As a child is developing and growing, if they are consuming unhealthy foods, they will also end up developing a greater number of fat cells than their healthy counterparts. Later in life, this will make it far more difficult for them to lose body fat and it will mean that their body will be predisposed to gaining body fat more than those who have followed a healthy lifestyle. Unhealthy foods also affect the brain in negative ways. High fat, processed and sugary foods will increase the chances of developing behavioural issues and will reduce their ability to mentally focus when at school. By feeding them these foods and not encouraging exercise, it will also affect their education and potential ability to gain employment later in life. Nutrition is also very closely linked to mental disorders, anxiety and depression, especially sugar, which is a highly addictive substance and produces similar chemical reactions in the brain as cocaine.

It is not more expensive to feed a family a nutritious and healthy diet. Claiming this is a cop out and a poor excuse for failing to show care for your children's health. In fact, it is far more affordable than feeding them sweets, take-away and buying video games. Going for a walk as a family and going to playgrounds is absolutely free. If your child has been consuming unhealthy foods for a great deal of their life and/or you consumed those types of foods when you were pregnant, it is highly likely that their taste buds have adapted to prefer these types of foods. They may dislike the taste of vegetables and other healthy foods. The good news is, you actually have the control over what foods you buy and put on their plate. There are also so many different types of vegetables and flavors of healthy and nutritious foods. In time you will also find that their tastebuds will change and they will eventually like the taste of the healthy foods. If not, it's too bad! It is never too late to make these changes. Once they move out of home, they have the freedom to choose what they do and don't do. By that time it is their responsibility. When they are in your care, it is YOUR responsibility!!

When you are encouraging your children to eat healthy and to engage in physical activity it is so important to never focus on their body size or the way they look as a motivation to encourage them or force them to do these things. Always focus on health improvement, feeling good and gaining more energy. This takes away the possibility of them forming a negative emotional relationship with nutrition, exercise and their body shape which will help their self-esteem later in life.

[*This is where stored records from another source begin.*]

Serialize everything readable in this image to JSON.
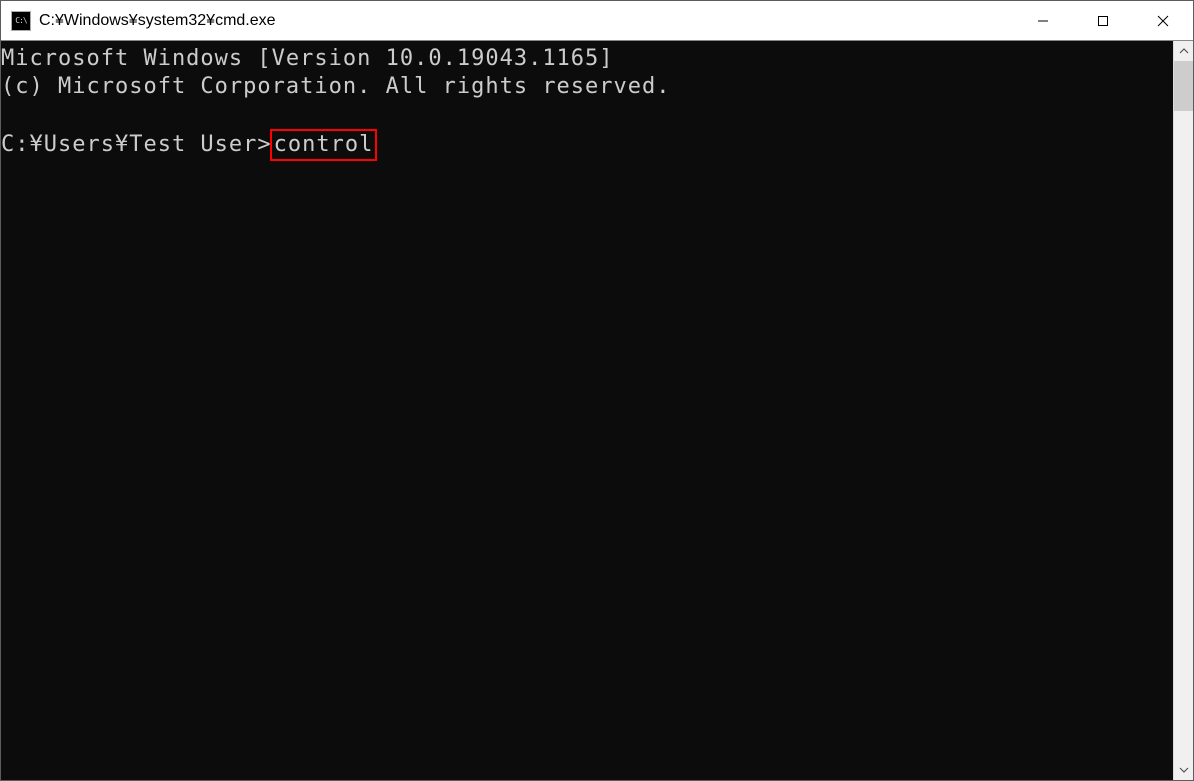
{
  "titlebar": {
    "icon_label": "C:\\",
    "title": "C:¥Windows¥system32¥cmd.exe"
  },
  "terminal": {
    "line1": "Microsoft Windows [Version 10.0.19043.1165]",
    "line2": "(c) Microsoft Corporation. All rights reserved.",
    "blank": "",
    "prompt": "C:¥Users¥Test User>",
    "command": "control"
  }
}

I am fully aware of the fact that I am writing this post without actually being a parent myself, but I have been a child in the past and I know just how much control parents actually do have. At the end of the day, they control how the money is spent in the household and if they choose not to spend it on unhealthy foods then the children have no choice but to deal with it. I don’t need to be a parent in order to understand the basic principles behind helping your children to be healthy, active and to feel good about themselves.

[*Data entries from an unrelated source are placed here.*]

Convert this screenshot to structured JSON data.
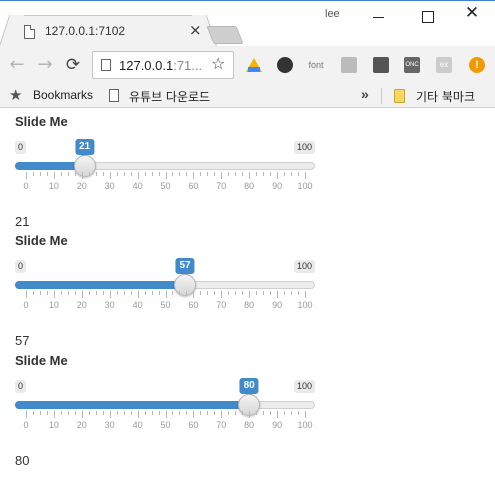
{
  "window": {
    "tab_title": "127.0.0.1:7102",
    "tab_close": "×",
    "user_label": "lee",
    "close_glyph": "✕"
  },
  "toolbar": {
    "back_glyph": "←",
    "forward_glyph": "→",
    "reload_glyph": "⟳",
    "url_main": "127.0.0.1",
    "url_port": ":71...",
    "star_glyph": "☆",
    "extensions": [
      "google-drive-icon",
      "mask-icon",
      "font-icon",
      "camera-icon",
      "dark-reader-icon",
      "onc-icon",
      "ex-icon",
      "warning-icon"
    ],
    "ext_font_label": "font",
    "ext_onc_label": "ONC",
    "ext_ex_label": "ex",
    "ext_warn_label": "!"
  },
  "bookmarks": {
    "star_glyph": "★",
    "label": "Bookmarks",
    "youtube": "유튜브 다운로드",
    "more_glyph": "»",
    "other": "기타 북마크"
  },
  "sliders": [
    {
      "title": "Slide Me",
      "min": 0,
      "max": 100,
      "value": 21,
      "output": "21"
    },
    {
      "title": "Slide Me",
      "min": 0,
      "max": 100,
      "value": 57,
      "output": "57"
    },
    {
      "title": "Slide Me",
      "min": 0,
      "max": 100,
      "value": 80,
      "output": "80"
    }
  ],
  "tick_labels": [
    "0",
    "10",
    "20",
    "30",
    "40",
    "50",
    "60",
    "70",
    "80",
    "90",
    "100"
  ],
  "colors": {
    "accent": "#428bca",
    "chrome_bg": "#f2f2f2",
    "track": "#ececec",
    "warning": "#f29900"
  }
}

Even if you don't want to eat well and engage in physical activity yourself (which I also think is crazy and not being a positive role model), it is still up to you to help your kids to be healthy. That's what caring for them is all about. When you bring them into this world, it is your responsibility to do your best to help them to be happy and healthy. Self-love and self-care is about doing things that are kind to your mind and body. The same rules apply to your children!

Hopefully you're not offended by this post, and if you are then that's completely your choice. This is my personal opinion and something that I am very passionate about and something that I will not apologise for. All I want to say is a happy and healthy society, it starts with you!